The queen of song lives on

Published February 23, 2015
LAHORE: Jugnu Mohsin (centre) and Noor Jahan’s daughters Mina Hasan and Nazia Ijaz at a session held to pay tribute to the melody queen. — White Star
LAHORE: Jugnu Mohsin (centre) and Noor Jahan’s daughters Mina Hasan and Nazia Ijaz at a session held to pay tribute to the melody queen. — White Star

“This love for music is never ending,” says Noor Jahan in a video. “I do not know when I will learn how to sing, but I do know that I will always sing till my last day on earth.”

“She was an extraordinary person, and as a mother she used to cook for us and I remember she sat on the floor and fed us with her own hands,” said her daughter Mina Hasan, who was one of the panelists at an LLF session where her mother was paid tribute. The session was moderated by Hameed Haroon.

“It was so lovely to wake up and hear Mummy doing riaz with her ustad,” said her youngest daughter Nazia Ejaz also a panelist. “He would hit a note on one side and then she would counter it in her own voice,” added Mina. “But of course at that time we did not understand the importance of recording those sessions; today we regret that.”

There are collectors in Lahore and Karachi who own original recording but have yet to let them be distributed. But some rare singles have been remastered by EMI without the use of any extra sounds, especially jhankaars, which sometimes mar original pieces of classic music.

For example there is the only song of Noor Jahan where she is singing using the Khayal in the film ‘Koyal’. That was when Madam’s career was at its peak. She had served the subcontinent through films and music from the age of seven or eight.

She would produce a profusion of songs that would haunt the nation. The song ‘Lakht-e-Jigar’, a piece of music by Baba Chishti, immortalised the love between the mother and the child.

“I would be jealous of her when she would leave me for her studio and I would feel like hiding her from everyone,” says Nazia. “But I was really choked up when she was in ICU and a man came all the way from Nawabshah to see if she needed any blood. It was then that I understood how much she meant to people.”

Speaking on the living relationship with Noor Jahan, Jugnu Mohsin said, “She addressed the deepest recesses within the nation, and I lived my life through her songs and her Herculean stature. Even today I only delve into Urdu poetry because of having heard it through her voice.”

Where Urdu poetry was concerned, Noor Jahan’s rendition of Faiz Ahmed Faiz’s poem Mujh Se Pehli Si Mohabbat could never be forgotten. Panelist Yasser Hashmi, also the grandson of Faiz, gave a background to the rendition.

“When Faiz was in jail, he would listen to the radio because there was not much else to do there. Meanwhile, Madam had fought her way with producers to have her sing the song of a banned poet. She finally got her way, as always, and sang it.

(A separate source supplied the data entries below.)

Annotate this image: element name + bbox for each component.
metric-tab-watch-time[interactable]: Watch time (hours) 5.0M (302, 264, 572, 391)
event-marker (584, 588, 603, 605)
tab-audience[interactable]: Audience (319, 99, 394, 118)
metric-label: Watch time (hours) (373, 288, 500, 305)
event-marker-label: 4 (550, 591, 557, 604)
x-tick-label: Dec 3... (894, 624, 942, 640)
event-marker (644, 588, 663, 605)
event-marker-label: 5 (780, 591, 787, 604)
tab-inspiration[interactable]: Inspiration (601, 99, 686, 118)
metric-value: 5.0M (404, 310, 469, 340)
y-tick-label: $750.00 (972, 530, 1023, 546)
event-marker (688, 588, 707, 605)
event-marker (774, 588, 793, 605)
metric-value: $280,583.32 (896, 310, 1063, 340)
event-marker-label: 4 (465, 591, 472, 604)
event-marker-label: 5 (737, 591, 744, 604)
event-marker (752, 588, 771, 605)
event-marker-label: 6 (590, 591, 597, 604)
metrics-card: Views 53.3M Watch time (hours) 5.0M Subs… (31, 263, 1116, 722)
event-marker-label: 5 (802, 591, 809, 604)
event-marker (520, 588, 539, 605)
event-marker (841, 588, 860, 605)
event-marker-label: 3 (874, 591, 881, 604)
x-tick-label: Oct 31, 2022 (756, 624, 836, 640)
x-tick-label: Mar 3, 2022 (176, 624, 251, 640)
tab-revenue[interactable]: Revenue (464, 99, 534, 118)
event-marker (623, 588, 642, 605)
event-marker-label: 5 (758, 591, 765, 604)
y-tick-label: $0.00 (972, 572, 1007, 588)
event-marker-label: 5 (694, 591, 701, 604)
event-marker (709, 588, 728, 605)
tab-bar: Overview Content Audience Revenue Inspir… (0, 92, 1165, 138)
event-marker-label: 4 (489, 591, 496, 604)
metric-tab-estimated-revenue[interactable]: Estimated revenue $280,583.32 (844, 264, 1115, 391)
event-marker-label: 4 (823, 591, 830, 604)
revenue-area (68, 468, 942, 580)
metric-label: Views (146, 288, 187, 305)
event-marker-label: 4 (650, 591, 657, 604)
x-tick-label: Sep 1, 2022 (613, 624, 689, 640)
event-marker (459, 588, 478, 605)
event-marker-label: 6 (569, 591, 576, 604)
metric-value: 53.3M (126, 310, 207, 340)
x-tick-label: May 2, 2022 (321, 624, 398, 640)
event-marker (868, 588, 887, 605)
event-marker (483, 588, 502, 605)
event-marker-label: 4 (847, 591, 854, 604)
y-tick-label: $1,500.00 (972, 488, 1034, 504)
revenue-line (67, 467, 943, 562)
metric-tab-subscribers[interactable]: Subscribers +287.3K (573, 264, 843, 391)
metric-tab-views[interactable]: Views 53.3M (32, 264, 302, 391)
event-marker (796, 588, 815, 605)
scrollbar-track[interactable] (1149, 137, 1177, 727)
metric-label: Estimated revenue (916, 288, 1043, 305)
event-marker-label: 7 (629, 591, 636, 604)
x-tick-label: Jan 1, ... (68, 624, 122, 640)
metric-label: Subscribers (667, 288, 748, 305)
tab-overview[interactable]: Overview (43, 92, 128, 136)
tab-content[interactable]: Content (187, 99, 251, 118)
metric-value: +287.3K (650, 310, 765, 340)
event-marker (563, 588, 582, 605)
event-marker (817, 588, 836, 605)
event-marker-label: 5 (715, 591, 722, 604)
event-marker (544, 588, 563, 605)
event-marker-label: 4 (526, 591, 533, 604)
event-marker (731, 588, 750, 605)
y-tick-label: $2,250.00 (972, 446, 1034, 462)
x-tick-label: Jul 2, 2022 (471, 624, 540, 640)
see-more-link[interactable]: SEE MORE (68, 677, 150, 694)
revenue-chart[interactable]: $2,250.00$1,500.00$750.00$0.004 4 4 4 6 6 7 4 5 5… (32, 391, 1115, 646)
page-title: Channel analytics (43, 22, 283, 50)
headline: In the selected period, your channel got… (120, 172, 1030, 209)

In jail, others inmates came running to tell Faiz that his poem was being sung on air.”

Nazia took on from this point, saying when Faiz was released one of the first things he did was visiting her mother – who ran out to greet him at the gate. Spontaneously, she hugged him and the two became friends till the end. In fact once, in Noor Jahan’s own words, Faiz made her sing his poem ‘Aa Kay Wabasta Hain’ extempore so she could compose it herself.

About the 1965 recording, it was said there was no orchestra and Noor Jahan had to work extra hours and then go live. When she knew that soldiers would be listening to her live, she uddenly felt nervous.

But in fact, her both famous songs -- Aye Watan Kay Sajeelay Jawanon and Aye Puttar Hatan Tay Nai Wikde -- were not really ‘war songs’, said Jugnu Mohsin. “They are actually anti-war songs. She does not embody the nation’s spirit of militancy, instead she embodies the nation’s aspiration of getting over war as positively as they can.”

“And the poetry being Soofi Tabassum’s, it showed how much Noor Jahan felt for the common man,” added Hashmi. “In fact that was what brought Faiz and her together.”

The most memorable and remarkable lineup was when for the first and last time, Noor Jahan, Farida Khanum and Ustad Allah Rakha came together to produce a song called ‘Saajan Laagi Tori Nazar Manwa’. While Noor Jahan and Khanum were the female singers in the track, the male singers were the great Ustad Salamat and Nazakat Ali Khan. The song was included in the 1962 film ‘Baji’. The film has been lost but the song has been saved and re-released.

Right after the 1965 war she sang a bhajan, composed by Nisar Bazmi, in a film where she played a Hindu girl Shakuntala. Of course, the song was banned from being aired.